False associazioni di beneficenza. False organizzazioni internazionali. Falsi centri
di raccolta. False richieste d’aiuto via e-mail. Tutto falso. Tutto tranne i vostri soldi.
Tutto tranne i morti. Cominciano così “i giorni dello sciacallo”, l’assalto planetario
di coloro che intendono lucrare sul disastro che lo scorso Natale ha spazzato il sud-est
asiatico. Come quella, anche questa è un’onda di melma dalle proporzioni ciclopiche
e decisa a non risparmiare né il rispetto dei morti né, tantomeno, le buone intenzioni
dei vivi. È forse la prima volta da quando esiste Internet, che tutte le polizie del
mondo (inclusa la nostra Guardia di Finanza) hanno lanciato un’allerta precisa,
congiunta e circostanziata per mettere in guardia gli utenti della Rete da un’ondata
di truffe.
Secondo l’FBI sin dai primi giorni dello scorso gennaio sono state create
delle organizzazioni criminali ad hoc, vere e proprie task force, con il preciso scopo di
appropriarsi del denaro, delle coordinate bancarie, e delle carte di credito che i compassionevoli
internauti vorranno lanciare, a mò di salvagenti, ai superstiti dell’immane
tragedia. D’altronde, non c’è sito commerciale, non c’è asta di eBay, non c’è messaggio
di posta elettronica che non nomini un ipotetico e generico “ricavato” - quale
che esso sia - da devolvere in parte alle vittime del maremoto.
Un frenetico “fai da
te”, spesso onesto, che va a mischiarsi con le apparizioni estemporanee dei siti Web di
fantomatiche (famigerate?) organizzazioni impegnate a tempo pieno nella raccolta di
fondi. E poi “catene di S.Antonio”, richieste individuali di aiuto economico, gruppi di
volontariato... mai sentiti prima. Impossibile capire come stiano le cose, dove sia
la verità, di chi fidarsi: la melma travolge tutti, in un indefinito impasto che miscela
la truffa più becera con una sincera (ma confusa) volontà di aiutare il prossimo.

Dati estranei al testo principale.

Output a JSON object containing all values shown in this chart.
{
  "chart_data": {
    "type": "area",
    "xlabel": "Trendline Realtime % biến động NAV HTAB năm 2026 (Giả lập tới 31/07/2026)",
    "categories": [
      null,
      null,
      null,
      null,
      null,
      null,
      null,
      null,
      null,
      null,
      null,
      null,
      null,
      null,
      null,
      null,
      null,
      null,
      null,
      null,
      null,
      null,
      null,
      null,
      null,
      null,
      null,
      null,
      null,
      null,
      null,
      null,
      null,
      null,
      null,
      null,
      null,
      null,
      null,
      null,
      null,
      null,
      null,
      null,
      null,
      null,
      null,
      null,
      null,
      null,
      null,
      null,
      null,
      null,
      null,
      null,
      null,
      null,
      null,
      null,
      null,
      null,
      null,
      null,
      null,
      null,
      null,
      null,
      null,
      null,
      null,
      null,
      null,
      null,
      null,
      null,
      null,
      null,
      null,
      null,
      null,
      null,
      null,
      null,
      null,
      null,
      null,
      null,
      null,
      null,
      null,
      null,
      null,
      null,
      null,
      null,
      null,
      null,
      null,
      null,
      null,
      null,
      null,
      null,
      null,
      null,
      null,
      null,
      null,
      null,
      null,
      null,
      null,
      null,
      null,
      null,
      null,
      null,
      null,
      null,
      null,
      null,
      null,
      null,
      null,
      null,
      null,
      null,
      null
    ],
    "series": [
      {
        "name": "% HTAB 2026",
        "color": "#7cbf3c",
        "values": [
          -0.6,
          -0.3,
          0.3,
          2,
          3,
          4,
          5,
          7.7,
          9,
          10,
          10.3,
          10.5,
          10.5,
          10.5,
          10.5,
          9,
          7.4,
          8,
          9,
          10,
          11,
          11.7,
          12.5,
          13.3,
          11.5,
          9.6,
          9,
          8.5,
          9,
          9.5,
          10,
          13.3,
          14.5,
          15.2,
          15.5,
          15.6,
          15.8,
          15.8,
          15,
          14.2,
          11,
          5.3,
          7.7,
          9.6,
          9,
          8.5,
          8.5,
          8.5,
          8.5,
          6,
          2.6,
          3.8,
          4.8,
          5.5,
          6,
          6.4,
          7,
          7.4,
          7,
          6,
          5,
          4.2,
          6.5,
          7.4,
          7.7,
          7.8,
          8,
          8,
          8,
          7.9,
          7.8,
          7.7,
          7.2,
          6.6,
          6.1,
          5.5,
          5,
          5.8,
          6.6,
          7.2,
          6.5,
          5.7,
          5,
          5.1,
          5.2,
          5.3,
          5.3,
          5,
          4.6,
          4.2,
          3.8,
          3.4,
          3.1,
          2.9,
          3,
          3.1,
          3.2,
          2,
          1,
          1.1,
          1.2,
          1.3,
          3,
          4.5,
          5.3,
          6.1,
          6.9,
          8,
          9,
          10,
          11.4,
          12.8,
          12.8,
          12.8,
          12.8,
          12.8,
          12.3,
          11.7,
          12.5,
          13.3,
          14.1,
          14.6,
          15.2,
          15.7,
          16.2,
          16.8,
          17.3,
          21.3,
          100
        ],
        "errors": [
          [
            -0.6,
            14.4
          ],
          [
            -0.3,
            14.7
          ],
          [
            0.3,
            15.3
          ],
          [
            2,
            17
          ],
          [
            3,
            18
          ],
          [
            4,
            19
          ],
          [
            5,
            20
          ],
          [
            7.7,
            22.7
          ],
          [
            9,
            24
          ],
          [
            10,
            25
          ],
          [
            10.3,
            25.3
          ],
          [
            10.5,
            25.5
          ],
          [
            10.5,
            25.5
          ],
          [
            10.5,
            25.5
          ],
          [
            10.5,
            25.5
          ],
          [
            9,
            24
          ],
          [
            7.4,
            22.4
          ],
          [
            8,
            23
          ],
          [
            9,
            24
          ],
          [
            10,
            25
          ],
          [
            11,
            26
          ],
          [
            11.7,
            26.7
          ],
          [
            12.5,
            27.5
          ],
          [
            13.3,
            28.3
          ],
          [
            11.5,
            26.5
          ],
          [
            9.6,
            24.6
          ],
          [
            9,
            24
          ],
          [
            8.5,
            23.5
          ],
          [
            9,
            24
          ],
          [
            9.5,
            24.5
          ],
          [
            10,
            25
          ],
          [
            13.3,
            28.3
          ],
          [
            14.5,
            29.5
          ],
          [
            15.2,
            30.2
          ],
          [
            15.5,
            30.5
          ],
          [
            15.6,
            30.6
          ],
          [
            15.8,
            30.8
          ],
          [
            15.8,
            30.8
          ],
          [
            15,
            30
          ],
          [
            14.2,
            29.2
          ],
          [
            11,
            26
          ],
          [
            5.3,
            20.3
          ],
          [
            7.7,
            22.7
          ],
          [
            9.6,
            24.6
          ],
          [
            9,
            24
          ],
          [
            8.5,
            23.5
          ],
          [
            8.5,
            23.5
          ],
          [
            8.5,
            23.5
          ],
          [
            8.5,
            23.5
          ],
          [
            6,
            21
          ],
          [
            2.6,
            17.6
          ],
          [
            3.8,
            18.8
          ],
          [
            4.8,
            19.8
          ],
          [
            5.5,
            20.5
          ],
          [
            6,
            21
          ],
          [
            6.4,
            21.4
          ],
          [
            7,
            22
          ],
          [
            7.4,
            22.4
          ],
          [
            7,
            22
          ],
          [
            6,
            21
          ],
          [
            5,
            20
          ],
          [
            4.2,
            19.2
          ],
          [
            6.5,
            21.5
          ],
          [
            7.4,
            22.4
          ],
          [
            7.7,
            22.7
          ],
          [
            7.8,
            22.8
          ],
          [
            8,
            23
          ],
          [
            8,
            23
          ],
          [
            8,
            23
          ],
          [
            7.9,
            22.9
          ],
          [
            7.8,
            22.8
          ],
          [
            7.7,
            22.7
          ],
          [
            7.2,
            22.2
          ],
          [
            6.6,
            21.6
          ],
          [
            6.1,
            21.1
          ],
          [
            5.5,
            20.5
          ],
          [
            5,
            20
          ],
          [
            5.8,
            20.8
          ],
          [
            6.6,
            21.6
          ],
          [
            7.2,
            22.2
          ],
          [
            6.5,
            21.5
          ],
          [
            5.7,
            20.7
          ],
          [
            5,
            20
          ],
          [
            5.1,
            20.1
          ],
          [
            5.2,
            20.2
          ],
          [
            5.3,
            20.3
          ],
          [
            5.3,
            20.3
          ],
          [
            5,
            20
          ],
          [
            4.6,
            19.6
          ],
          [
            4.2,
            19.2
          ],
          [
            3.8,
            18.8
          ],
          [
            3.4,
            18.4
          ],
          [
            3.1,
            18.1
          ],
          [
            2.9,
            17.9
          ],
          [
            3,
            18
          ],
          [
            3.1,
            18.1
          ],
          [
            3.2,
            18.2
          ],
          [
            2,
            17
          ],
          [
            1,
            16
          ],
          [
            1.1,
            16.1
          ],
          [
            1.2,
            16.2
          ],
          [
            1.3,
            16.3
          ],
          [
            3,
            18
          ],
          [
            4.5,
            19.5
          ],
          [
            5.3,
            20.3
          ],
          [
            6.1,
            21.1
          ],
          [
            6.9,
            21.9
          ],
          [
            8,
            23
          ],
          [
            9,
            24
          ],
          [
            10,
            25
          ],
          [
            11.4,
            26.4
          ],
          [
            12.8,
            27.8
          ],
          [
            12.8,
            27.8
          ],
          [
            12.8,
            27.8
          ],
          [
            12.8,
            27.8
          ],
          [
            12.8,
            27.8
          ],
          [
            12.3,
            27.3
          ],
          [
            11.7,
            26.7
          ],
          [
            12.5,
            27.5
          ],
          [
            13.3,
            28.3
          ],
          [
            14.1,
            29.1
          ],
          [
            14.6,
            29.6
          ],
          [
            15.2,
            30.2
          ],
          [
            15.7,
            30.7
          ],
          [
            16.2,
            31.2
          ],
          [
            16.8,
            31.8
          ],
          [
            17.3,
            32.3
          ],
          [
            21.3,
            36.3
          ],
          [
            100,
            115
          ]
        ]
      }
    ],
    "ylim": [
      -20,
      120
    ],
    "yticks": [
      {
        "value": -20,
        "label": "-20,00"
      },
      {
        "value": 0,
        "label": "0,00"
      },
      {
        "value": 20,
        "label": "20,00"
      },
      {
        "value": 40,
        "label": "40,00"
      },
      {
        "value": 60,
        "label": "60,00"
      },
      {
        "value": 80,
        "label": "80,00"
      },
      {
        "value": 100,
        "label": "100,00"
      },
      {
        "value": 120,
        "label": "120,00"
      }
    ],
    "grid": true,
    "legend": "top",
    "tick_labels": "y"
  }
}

Il lato peggiore della faccenda è che, anche senza l’allerta ufficiale, qualcosa del
genere ce lo aspettavamo tutti. Per chi non ha scrupoli, Internet rappresenta
una lunghissima canna da pesca dalla quale si possono far sventolare contemporaneamente
milioni di ami. E con quale grasso verme conviene ricoprire la punta acuminata
di un imbroglio, se non quello della pietà (e del senso di colpa) che tutti proviamo
quando qualcun altro (ossia “qualcuno al nostro posto”) viene colpito dal dolore e
dalla disgrazia?
Di fronte alla sublime meschinità di questa pesca, l’indignazione
serve a poco. Da sempre il male nidifica nel dolore, perché sa bene che l’umana
compassione è l’unico “cavallo di Troia” che, prima o poi, ciascuno di noi è disposto
a far entrare nel proprio giardino.
Ma il crimine vero, quello che non può e non deve essere perdonato, è un altro.
Non è di certo la truffa che, su questo pianeta, ha oramai acquisito una sua “dignità”.
Il crimine di questi sciacalli è semmai quello di averci fornito nuove scuse per chiamarci
fuori, nuove giustificazioni per fare un passo indietro, per riporre la nostra solidarietà
in naftalina in attesa di tempi migliori. Se oggi siamo qui a mettervi sul chi va
là, ad invitarvi alla prudenza, alla circospezione, a ricordarvi che “fidarsi è bene, ma
non fidarsi è meglio”, significa che gli sciacalli hanno già fatto gran parte del male
che potevano fare. È triste dover riconoscere che la tecnologia ci aiuta a essere
solidali con il nostro prossimo semplicemente perché coniuga la nostra disprezzabile
pigrizia con il piccolissimo sforzo che ci viene richiesto per fornire il nostro contributo:
un tasto, un link, un SMS ed è fatta.
Ma è ancor più triste che un pur così grande risultato possa essere compromesso
dall’ululato, matto e disperato, di chi, invece, nella tecnologia vede soltanto un
“campo dei miracoli” in cui seppellire cadaveri per far risorgere zecchini d’oro.